Лицо капитана нахмурилось.
- Скажите пожалуйста, каким это образом вы, проведя всю свою жизнь в лесах, так хорошо знаете то, о чем я до сих пор не имел ни малейшего понятия?
- А! - возразил на это Изгнанник, и в голосе его слышалась ирония, это потому, что мы, жители лесов, интересуемся этим гораздо больше вас. Мы живем, так сказать, между молотом и наковальней: нас грабят со всех сторон под самыми пустыми предлогами то одни, то другие, и при этом мы не смеем ни на кого жаловаться.
- Вы так хорошо знаете все это, что мне остается только слушать и я прошу вас продолжать.
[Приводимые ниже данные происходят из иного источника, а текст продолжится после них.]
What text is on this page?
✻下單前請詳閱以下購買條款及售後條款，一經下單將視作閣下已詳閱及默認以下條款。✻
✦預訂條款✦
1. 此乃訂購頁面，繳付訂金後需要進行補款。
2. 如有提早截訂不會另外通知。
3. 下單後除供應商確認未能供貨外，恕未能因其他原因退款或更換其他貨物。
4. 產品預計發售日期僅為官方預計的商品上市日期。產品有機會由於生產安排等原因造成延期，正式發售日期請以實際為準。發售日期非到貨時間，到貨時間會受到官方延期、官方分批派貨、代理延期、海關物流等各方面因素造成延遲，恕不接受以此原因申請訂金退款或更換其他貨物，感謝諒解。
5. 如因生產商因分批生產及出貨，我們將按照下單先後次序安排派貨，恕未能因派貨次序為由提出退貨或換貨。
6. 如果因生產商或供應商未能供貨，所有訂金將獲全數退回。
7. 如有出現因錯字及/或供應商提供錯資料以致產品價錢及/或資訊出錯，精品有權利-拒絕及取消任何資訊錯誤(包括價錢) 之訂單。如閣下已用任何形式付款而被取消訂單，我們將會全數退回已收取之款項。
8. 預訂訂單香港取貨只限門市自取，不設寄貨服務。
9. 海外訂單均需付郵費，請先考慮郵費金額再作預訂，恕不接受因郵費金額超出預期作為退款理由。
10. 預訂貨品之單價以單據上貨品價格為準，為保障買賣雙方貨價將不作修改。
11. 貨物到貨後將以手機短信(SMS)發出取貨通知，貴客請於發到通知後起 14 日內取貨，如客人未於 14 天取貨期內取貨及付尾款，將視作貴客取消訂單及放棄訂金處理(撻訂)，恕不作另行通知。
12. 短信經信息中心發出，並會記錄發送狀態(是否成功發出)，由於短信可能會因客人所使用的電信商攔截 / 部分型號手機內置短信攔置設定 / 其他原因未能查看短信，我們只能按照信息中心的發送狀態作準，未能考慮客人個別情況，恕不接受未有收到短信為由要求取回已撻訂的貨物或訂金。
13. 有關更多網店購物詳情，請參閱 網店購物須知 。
Вы откроете мне глаза и этим окажете мне истинное благодеяние, и, может быть, благодаря тому влиянию, которым я пользуюсь у губернатора, мне удастся раскрыть ему глаза и принести известную пользу колонистам.
Старик с горькою улыбкой покачал головою.
- Слишком поздно, милостивый государь, - пробормотал он. - Зло пустило слишком глубокие корни для того, чтобы можно было найти целительное средство; но раз вы желаете узнать все, я буду продолжать.
- Благодарю вас за эту любезность.
- Зло, о котором я вам говорил, существует уже давно. Оно началось при самом основании колонии. Вот как это произошло. Когда первые французы поселились в этой стране, они нашли ее девственной в полном смысле слова. Здесь обитали только охотничьи индейские племена, правда, воинственные и больше всего на свете любящие свободу, но с ними сравнительно очень скоро удалось прийти к соглашению. Колонисты заключили союзы, которые обеспечивали спокойствие новому населению. Администрации по справедливости следовало бы предоставить каждому колонисту свободу выбирать самому для себя место жительства и селиться там, где ему больше нравится; благодаря Богу, земли в то время было вдоволь. Но, вместо этого, начальство почему-то потребовало, чтобы все селились в одном месте. Одним словом, основали город. Затем точно так же основали второй городок, за ним третий и т. д. Словом, в новой колонии жители прежде всего обратились в горожан-ремесленников, которые буквально умирали с голоду, потому что не было сельского населения, не было фермеров-землепашцев. Но это было еще не все. Правительство разделило Новую Францию, еще необработанную и почти пустынную, на герцогства, графства и поместья и великодушно наделило ими толпу придворных, которым и в голову никогда не приходило переезжать через океан и которые посылали сюда управляющих с поручением блюсти их интересы. А эти управляющие - голь, без копейки денег - заботились только об одном: разбогатеть во что бы то ни стало. Результатом таких забот оказалось, что бедность только еще больше увеличилась и, несмотря на все усилия и самопожертвования некоторых отдельных личностей, она дошла, наконец, и притом в весьма короткий промежуток, до того состояния, в каком находится и теперь.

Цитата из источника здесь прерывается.